The 121 agenda is designed to reassure: everything is running smoothly, all projects are on track, all SMART objectives in the process of being met. However the information that makes it onto the formal record — and there may be quite a lot of it —will comprise self-aggrandising bromides and operating statistics having little meaningful impact on the firm’s risk position.
Where it does generate substantive management information, therefore, it will overflow with the employee’s small successes and minor victories — often carried over, without amendment, from week to week — glossed, buffed and spun to exaggerate the subordinate’s tireless industry in the service of revenue generation.
Where possible, it will provided no information at all about unfolding stuff-ups, misunderstandings, missed deadlines or mishandled problems: a subordinate has no greater interest in putting these on the record than her manager has in being formally told about them. Where they loom so large they cannot in good conscience be ignored, they will be expressed briefly and euphemistically, giving as little hint of the unfolding nightmare as possible whilst still being able to claim “I did tell you” should it reach its full potential.
This kind of MIS is, of course, useless: at best it represents “nothing to see here” — at worst it lies about it.
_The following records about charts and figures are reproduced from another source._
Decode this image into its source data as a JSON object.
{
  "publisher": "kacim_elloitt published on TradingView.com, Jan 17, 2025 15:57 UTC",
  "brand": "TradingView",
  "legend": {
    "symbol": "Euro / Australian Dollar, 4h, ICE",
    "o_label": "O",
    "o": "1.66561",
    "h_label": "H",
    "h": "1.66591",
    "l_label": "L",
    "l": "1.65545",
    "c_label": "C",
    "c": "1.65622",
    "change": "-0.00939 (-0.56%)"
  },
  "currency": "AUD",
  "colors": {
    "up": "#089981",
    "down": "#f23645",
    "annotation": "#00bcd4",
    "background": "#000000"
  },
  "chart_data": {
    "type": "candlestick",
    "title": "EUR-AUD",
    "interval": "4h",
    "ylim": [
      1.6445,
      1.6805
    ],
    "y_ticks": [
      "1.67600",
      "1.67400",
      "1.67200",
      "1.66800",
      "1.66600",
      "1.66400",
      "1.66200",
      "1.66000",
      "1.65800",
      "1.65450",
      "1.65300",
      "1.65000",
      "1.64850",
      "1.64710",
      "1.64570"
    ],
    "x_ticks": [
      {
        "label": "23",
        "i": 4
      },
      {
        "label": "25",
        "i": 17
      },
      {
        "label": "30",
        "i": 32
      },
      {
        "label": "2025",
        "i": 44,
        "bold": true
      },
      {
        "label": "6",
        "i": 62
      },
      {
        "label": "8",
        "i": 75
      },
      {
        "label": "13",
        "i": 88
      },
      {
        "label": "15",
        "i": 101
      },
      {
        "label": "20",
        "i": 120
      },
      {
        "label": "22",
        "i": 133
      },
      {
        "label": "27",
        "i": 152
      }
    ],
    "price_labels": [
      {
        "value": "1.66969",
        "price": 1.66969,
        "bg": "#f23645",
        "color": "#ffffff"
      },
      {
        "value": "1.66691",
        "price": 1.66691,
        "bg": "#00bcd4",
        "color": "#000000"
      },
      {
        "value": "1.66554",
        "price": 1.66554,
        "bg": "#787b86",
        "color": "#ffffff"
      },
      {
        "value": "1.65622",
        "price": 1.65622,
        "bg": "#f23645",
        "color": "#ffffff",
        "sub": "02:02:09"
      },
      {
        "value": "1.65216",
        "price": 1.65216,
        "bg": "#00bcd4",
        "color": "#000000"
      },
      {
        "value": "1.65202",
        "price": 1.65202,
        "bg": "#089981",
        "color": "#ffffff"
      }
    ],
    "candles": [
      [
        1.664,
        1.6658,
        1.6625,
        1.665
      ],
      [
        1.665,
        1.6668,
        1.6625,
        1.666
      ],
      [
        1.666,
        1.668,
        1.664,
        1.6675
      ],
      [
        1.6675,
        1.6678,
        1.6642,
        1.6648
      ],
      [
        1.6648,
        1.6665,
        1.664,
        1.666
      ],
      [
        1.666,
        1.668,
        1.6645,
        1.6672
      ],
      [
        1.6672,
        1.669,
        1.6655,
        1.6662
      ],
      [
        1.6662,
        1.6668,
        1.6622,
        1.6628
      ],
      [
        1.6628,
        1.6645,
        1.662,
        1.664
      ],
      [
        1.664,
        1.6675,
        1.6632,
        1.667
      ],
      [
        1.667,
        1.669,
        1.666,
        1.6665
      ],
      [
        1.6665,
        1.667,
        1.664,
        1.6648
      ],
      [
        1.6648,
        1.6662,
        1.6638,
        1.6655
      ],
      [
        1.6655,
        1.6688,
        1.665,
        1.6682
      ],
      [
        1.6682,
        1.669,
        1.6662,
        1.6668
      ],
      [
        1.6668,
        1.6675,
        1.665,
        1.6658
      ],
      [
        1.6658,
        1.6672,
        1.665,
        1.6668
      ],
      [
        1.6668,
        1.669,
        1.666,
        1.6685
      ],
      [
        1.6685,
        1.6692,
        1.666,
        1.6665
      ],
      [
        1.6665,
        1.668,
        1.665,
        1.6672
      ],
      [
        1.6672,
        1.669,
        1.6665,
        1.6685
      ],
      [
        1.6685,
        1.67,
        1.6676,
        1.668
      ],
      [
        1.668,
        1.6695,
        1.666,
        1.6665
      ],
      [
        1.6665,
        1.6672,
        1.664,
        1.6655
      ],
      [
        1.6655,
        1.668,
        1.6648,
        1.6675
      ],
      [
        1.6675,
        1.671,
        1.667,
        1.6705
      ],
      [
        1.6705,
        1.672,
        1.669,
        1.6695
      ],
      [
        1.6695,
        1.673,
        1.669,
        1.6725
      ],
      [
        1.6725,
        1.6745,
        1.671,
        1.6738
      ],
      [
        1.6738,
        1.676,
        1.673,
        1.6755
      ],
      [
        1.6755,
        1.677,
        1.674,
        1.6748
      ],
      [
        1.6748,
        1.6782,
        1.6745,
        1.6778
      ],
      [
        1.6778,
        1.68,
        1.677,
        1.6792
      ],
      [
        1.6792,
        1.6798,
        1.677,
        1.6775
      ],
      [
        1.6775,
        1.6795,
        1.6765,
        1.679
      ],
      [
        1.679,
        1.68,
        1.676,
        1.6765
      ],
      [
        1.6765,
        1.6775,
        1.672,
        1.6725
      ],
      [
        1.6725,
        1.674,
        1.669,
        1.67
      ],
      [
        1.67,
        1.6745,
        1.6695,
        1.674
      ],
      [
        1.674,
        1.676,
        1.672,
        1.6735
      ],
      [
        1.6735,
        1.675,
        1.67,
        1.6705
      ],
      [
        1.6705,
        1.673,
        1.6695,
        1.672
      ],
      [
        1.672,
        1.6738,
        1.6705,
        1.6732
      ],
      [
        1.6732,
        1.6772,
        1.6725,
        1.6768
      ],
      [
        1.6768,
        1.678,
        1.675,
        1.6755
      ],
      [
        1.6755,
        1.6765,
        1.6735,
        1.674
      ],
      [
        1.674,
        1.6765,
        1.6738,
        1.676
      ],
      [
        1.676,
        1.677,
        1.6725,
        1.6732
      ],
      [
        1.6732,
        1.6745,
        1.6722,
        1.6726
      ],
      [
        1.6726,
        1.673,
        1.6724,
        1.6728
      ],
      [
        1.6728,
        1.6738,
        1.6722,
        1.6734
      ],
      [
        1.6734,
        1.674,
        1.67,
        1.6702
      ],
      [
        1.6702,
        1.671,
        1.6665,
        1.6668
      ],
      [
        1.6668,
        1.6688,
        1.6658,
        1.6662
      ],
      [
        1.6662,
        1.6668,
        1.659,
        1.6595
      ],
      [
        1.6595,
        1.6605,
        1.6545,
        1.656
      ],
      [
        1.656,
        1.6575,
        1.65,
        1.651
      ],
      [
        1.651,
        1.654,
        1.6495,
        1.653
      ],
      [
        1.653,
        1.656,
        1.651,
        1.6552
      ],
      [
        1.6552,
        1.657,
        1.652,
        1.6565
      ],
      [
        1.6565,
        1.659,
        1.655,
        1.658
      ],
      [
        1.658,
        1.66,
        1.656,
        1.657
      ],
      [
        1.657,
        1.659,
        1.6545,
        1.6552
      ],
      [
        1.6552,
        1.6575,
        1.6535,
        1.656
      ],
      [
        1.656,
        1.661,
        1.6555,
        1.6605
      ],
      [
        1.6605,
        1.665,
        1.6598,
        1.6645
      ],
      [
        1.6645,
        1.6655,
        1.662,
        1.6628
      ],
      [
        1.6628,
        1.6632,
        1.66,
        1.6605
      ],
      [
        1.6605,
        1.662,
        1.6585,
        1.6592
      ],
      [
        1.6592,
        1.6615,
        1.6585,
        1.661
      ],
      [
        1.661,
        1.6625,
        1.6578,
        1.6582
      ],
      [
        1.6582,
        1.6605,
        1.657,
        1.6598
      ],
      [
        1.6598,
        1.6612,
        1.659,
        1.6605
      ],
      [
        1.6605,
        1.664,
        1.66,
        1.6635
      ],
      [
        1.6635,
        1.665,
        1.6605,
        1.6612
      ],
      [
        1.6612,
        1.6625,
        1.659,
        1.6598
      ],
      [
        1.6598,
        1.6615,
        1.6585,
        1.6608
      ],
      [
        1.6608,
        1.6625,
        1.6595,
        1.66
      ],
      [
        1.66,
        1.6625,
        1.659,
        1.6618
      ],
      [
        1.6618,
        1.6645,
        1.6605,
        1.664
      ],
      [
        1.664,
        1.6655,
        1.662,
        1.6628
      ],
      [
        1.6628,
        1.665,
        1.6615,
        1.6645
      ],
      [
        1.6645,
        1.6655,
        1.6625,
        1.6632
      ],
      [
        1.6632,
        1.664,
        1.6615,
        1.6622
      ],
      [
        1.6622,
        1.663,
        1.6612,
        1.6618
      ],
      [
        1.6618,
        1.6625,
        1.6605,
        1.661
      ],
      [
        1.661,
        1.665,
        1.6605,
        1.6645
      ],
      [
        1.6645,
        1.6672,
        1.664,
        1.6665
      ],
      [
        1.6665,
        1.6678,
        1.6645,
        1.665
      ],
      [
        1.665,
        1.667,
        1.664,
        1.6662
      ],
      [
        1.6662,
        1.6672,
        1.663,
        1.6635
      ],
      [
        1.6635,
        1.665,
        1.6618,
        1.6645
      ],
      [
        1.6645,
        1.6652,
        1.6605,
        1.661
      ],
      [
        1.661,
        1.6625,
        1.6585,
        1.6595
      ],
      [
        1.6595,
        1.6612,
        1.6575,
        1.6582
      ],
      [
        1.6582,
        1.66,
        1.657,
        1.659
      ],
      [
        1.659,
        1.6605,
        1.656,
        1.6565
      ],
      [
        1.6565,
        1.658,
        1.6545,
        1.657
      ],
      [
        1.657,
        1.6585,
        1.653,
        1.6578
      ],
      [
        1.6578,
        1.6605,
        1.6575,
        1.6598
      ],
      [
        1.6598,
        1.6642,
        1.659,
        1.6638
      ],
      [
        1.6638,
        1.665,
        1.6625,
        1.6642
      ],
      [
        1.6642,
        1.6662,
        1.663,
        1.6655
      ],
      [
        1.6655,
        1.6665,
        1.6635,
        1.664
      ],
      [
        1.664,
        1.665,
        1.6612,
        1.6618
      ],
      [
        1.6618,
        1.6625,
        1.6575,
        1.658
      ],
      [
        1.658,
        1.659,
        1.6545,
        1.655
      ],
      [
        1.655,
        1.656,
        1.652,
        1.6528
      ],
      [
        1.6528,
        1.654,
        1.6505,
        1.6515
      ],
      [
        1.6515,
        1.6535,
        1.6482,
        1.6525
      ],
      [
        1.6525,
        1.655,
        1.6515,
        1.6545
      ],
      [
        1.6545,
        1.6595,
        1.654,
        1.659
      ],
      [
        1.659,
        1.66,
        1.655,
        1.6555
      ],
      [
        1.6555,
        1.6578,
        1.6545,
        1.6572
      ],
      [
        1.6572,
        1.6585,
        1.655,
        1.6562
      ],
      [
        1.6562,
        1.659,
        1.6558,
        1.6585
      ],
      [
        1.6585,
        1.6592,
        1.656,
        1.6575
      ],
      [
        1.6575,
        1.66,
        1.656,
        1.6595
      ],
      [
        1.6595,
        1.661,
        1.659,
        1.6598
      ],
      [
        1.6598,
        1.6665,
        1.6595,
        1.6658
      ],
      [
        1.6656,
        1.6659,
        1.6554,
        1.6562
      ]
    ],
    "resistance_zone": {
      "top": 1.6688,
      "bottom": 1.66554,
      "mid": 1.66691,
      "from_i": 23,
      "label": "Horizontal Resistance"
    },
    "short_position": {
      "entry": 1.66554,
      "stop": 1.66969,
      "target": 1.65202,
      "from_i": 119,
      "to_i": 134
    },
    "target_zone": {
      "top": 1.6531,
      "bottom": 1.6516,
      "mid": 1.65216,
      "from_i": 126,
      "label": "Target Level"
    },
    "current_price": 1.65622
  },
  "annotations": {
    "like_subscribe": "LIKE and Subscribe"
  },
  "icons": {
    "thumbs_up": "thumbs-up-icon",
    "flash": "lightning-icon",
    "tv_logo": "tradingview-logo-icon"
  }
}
Seeing as the 121 is an arbitrary formal requirement to meet the modernist imperative, no-one should be surprised about this.
Manager and report will, actually, see and speak to each other informally every day — at least where things have returned to some kind of post-COVID normality — it is comeing kids, it is coming. These informal exchanges are voluntary: they are desire paths: they happen because their participants need them, and not to satisfy the proclivities of some purblind executive suite sitting on the posh floor. There is no agenda. They will not be minuted. Usually, nothing incriminating will be committed to writing — this is one more reason working from home is suboptimal, by the way — so manager can speak quickly, freely, effectively and provisionally: without fear of putting something discoverable on the record. This is how problems unfold. Information is imperfect. Early judgments may be astray. Opinions and action plans coagulate tentatively out of half-heard interactions, half-thought-through suppositions, and partial exchanges. As the situation coheres, an action plan takes shape. This is how problems get solved — or inflamed, if the staff aren’t up to it.
In any case none of this dynamic is present in the formal weekly one-to-one, except by fortuitous accident. If a manager only finds out what she needs to know at a one-to-one, something is seriously wrong with the team dynamic.
Should there be any unseemly risks or threats, a conscientious direct report will not wait for a weekly one-to-one to alert her manager, but will raise the alarm at once, and a conscientious manager will respond immediately.